Follow these 5 steps to prepare this dish. Each step includes detailed instructions for best results.

1. Mise en Place & Equipment Setup

  1. Remove 0.5 cup (120 ml) of Plain Greek Yogurt from the refrigerator to allow it to reach room temperature, preventing separation later.
  2. Place a large pot of water on the stove over high heat to bring to a boil for the pasta.
  3. Measure 0.5 cup (120 ml) Basil Pesto, 0.25 cup (25 g) Parmesan Cheese, and 1 tbsp (15 ml) Olive Oil into prep bowls.
  4. Wash 10 oz (283 g) Cherry Tomatoes, 5 oz (142 g) Baby Spinach, and 0.25 cup (10 g) Fresh Basil Leaves under cool running water.

2. Ingredient Preparation

  1. On a clean cutting board, cut 1 lb (454 g) Boneless Skinless Chicken Breast into 1-inch (2.5 cm) bite-sized pieces. Season with 0.5 tsp (2.5 g) Kosher Salt and 0.25 tsp (1.25 g) Black Pepper. Wash hands and board immediately after.
  2. Slice 10 oz (283 g) Cherry Tomatoes in half lengthwise.
  3. Peel and mince 2 cloves (10 g) of Garlic.
  4. Roughly tear the washed Fresh Basil Leaves.

3. Cook Pasta

  1. Once water is boiling, generously salt the water and add 12 oz (340 g) Whole Wheat Penne Pasta.
  2. Cook pasta according to package directions until al dente (usually 9-11 minutes). Stir occasionally.
  3. Reserve 0.5 cup (120 ml) of starchy pasta water carefully, then drain the pasta.

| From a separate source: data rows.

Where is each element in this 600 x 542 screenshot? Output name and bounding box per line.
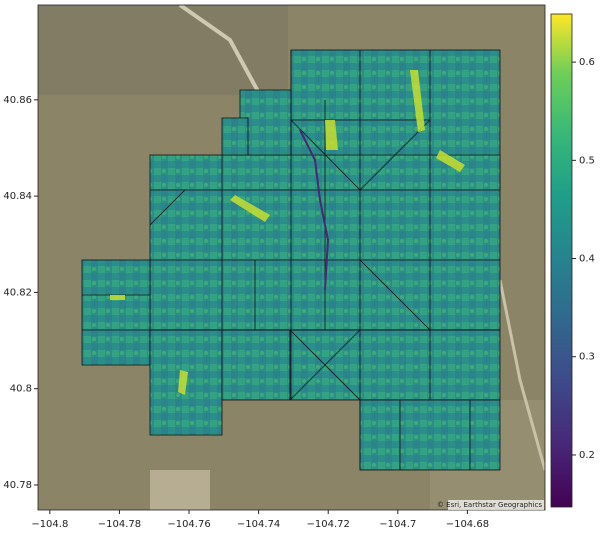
attribution-bg: [448, 500, 544, 510]
colorbar-tick-label: 0.5: [579, 155, 595, 166]
parcel-lines: [82, 50, 500, 470]
y-tick-label: 40.84: [3, 191, 32, 202]
colorbar-tick-label: 0.4: [579, 254, 595, 265]
parcel: [221, 329, 291, 401]
x-tick-label: −104.74: [237, 519, 280, 530]
parcel: [221, 117, 249, 156]
colorbar-tick-label: 0.6: [579, 57, 595, 68]
y-tick-label: 40.8: [10, 384, 32, 395]
colorbar-tick-label: 0.2: [579, 450, 595, 461]
y-tick-label: 40.82: [3, 287, 32, 298]
parcel: [81, 259, 151, 366]
y-tick-label: 40.86: [3, 95, 32, 106]
attribution: © Esri, Earthstar Geographics: [437, 501, 542, 509]
axes-frame: [37, 4, 546, 511]
y-tick-label: 40.78: [3, 480, 32, 491]
x-tick-label: −104.8: [31, 519, 68, 530]
x-tick-label: −104.7: [379, 519, 416, 530]
x-tick-label: −104.68: [446, 519, 489, 530]
colorbar: [550, 13, 573, 508]
x-tick-label: −104.72: [307, 519, 350, 530]
parcel: [289, 329, 501, 401]
river: [299, 129, 330, 291]
raster-highlights: [110, 70, 465, 395]
parcel: [239, 89, 292, 156]
colorbar-tick-label: 0.3: [579, 352, 595, 363]
parcel: [359, 399, 501, 471]
x-tick-label: −104.76: [167, 519, 210, 530]
x-tick-label: −104.78: [98, 519, 141, 530]
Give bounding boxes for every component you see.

4. Cook Chicken & Vegetables

  1. While pasta cooks, heat 1 tbsp (15 ml) Extra Virgin Olive Oil in a large skillet over medium-high heat.
  2. Add the seasoned chicken pieces in a single layer. Cook undisturbed for 3 minutes to brown.
  3. Flip chicken and cook for another 3-4 minutes until cooked through (internal temp 165°F/74°C).
  4. Add minced garlic and halved cherry tomatoes to the skillet. Sauté for 2 minutes until tomatoes soften slightly.
  5. Add 5 oz (142 g) Baby Spinach and stir for 60 seconds until just wilted.

5. Sauce & Combination

  1. Remove the skillet from heat completely (crucial to prevent yogurt from separating).
  2. Stir in 0.5 cup (120 ml) Basil Pesto and the room-temperature 0.5 cup (120 ml) Plain Greek Yogurt until creamy.
  3. Add the drained pasta to the skillet. Toss gently to combine all ingredients.
  4. If the sauce is too thick, splash in small amounts of reserved pasta water until desired consistency is reached.

Plating

  1. Ensure the serving bowls are warm to the touch to prevent the yogurt sauce from seizing.
  2. Spoon the pasta into the center of the bowl, piling it high in a mound rather than spreading it flat, to create volume and visual appeal.
  3. Using tongs or a spoon, pull several pieces of chicken and bright cherry tomatoes to the surface of the mound so the key ingredients are clearly visible.
  4. Grate fresh Parmesan cheese lightly over the top of the pasta mound.
  5. Scatter the torn fresh basil leaves over the dish for a burst of green color and fresh aroma.
  6. Wipe the rim of the bowl with a clean, damp cloth to ensure a spotless, professional finish before serving.

Family Beverage

Sparkling water infused with fresh cucumber slices, lemon wedges, and a sprig of mint

Alcohol Beverage

A chilled glass of crisp Sauvignon Blanc or a light Pinot Grigio

Serving Suggestions

Serve immediately in warm bowls, garnished with fresh basil leaves and a light dusting of grated Parmesan cheese. This dish pairs beautifully with a side of roasted asparagus or a crisp arugula salad with balsamic vinaigrette to add extra freshness and volume to the meal.

Notes

To maintain a smooth, creamy consistency, stir in the Greek yogurt after removing the pan from the heat to prevent separation. Incorporating fresh cherry tomatoes and baby spinach adds vibrant color and essential nutrients to the dish. Using whole wheat pasta increases the fiber content for a more satisfying meal.

Storage

Allow the pasta to cool completely to room temperature before transferring to an airtight container. Refrigerate within 2 hours of cooking. The dish will keep well for 3 to 4 days. Note that the whole wheat penne will absorb some of the sauce during storage, so the mixture will appear thicker when removed from the fridge.

Freezing

Freezing is not recommended for this dish as the Greek yogurt sauce may separate and become grainy, and the texture of the fresh spinach and tomatoes will soften significantly. If freezing is necessary, store in airtight freezer-safe containers for up to 2 months. Thaw completely in the refrigerator overnight. When reheating, do so gently on the stove over low heat, adding a splash of water or milk to help re-emulsify the sauce.